Living with my partner has been a really wonderful experience. He’s one of the most amazing people I’ve ever known. Our relationship is so completely different than any other romantic or sexual relationship I’ve ever been in before. I honestly didn’t know that healthy relationships, while not perfect, don’t have to be hard or hurtful or filled with agony. My partner and I disagree sometimes. We have moments where we lose patience with each other. But those moments don’t carry over into everything else, and the disagreements are resolved quickly and with compassion and love and consideration for one another. I’ve never known a love like this. So often I feel like I’m not doing enough for him because nothing I’ve done has ever been enough for anyone else, and he does so much for me. But then he holds me and reminds me that who I am is enough for him, and that I don’t have to stress about us.
My partner and I both suffer from mental illness. When we first started dating, I thought for sure our relationship would be fraught with toxicity, selfishness, and a constant battle over boundaries because that’s all I’ve seen, not only in my relationships, but in relationships around me. And it’s exhausting. I was starting to think that love was really just a synonym for misery, and I was wondering if the good moments were worth the soul sucking insidiousness of the rest of it.
But being with my partner is, dare I say it, easy. The longer I’m with him, the more I feel myself relax, unclench my muscles and allow myself to just breathe and exist in a place of belonging that doesn’t disappear every time one of us has a bad day. I’m given space to be myself, which is something I’ve never had before, especially not without a certain list of expectations regarding who that “myself” is/does. And it’s not that we’re perfect people, or that our relationship is without its problems. It’s just that we don’t approach our problems with a “me versus you” mentality that seems so common in our society. We both hold valid feelings, valid needs, and valid wants, and we express those things in ways that communicate love.
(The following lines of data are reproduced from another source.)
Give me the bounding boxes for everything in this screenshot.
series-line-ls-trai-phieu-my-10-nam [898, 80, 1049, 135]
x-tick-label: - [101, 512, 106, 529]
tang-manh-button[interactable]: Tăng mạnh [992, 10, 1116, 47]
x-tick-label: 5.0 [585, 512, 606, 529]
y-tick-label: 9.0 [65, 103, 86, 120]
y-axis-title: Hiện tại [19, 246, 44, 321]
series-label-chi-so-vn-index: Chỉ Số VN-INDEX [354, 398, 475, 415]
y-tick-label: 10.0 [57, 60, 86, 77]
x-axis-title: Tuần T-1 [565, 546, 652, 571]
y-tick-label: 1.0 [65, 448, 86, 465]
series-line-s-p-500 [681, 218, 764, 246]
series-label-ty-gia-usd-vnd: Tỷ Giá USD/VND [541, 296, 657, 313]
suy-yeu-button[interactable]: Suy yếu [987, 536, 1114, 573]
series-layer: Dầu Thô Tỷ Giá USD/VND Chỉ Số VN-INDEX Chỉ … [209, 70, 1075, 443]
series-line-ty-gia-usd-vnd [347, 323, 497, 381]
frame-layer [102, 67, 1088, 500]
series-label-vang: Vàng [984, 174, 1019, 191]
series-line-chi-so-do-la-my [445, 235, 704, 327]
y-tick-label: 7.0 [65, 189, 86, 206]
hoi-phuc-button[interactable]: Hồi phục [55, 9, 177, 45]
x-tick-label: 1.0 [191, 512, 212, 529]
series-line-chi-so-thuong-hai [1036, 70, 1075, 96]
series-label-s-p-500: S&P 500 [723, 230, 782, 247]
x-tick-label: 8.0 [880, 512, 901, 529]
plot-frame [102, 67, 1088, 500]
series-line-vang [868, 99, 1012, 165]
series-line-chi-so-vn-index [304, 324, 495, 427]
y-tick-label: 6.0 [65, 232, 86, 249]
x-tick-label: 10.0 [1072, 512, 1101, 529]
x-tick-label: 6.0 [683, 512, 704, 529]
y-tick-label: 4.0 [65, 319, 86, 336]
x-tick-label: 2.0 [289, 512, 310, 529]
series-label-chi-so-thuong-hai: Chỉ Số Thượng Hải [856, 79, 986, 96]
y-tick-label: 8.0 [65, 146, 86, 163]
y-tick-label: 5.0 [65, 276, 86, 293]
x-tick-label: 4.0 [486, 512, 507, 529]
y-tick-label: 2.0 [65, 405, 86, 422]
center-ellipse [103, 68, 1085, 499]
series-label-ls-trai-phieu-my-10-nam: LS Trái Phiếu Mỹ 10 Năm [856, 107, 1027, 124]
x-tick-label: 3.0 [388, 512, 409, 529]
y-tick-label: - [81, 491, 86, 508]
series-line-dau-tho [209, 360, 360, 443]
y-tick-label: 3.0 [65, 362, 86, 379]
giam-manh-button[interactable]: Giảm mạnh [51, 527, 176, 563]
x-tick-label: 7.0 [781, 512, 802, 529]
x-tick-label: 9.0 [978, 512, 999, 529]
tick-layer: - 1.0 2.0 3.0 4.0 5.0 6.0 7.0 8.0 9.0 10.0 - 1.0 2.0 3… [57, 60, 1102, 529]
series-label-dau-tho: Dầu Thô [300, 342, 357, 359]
Now, we’re also still in a young relationship. I have no delusions about that. We haven’t been together long enough for our individual quirks and habits to get annoying or build resentment. But I’m hoping that since the foundation we’re building is one of equality, one without passive aggression and manipulation and other toxic traits, that we can minimize those things even as our relationship matures. My marriage, and a couple of other relationships I’ve witnessed up close, have shown me exactly what I don’t want in a partnership. It’s easy to say the right words and throw out platitudes about boundaries. It’s harder to actually live out those things. And I want this partnership to be just that: a place with mutual love, belonging, and respect where we’re both allowed to be who we are and express ourselves without facing undue lashing out.
I’ve never been so accepted as I am with him. Not by anyone who expressed romantic or sexual interest in me. There’s always been too much control, too much domination exerted, too much of my needs denied, neglected, and invalidated. Today, I’m sitting at my new desk set up in the bedroom; I’m staring out our bedroom window at the blue sky turning cloudy; I’m listening to the calls of crows in the trees around our complex, and I’m sipping a homemade cinnamon latte, breathing in gratitude for where I am. It’s not that all my problems are solved, because they’re not. PTSD, anxiety, and depression still take me through rough days. But I feel so much less alone, so much less weighed down by insecurity and self-doubt, so much more deserving of love, belonging, and acceptance. I see the changes in myself. Sometimes even the smallest changes are enough to show us how powerful we really are.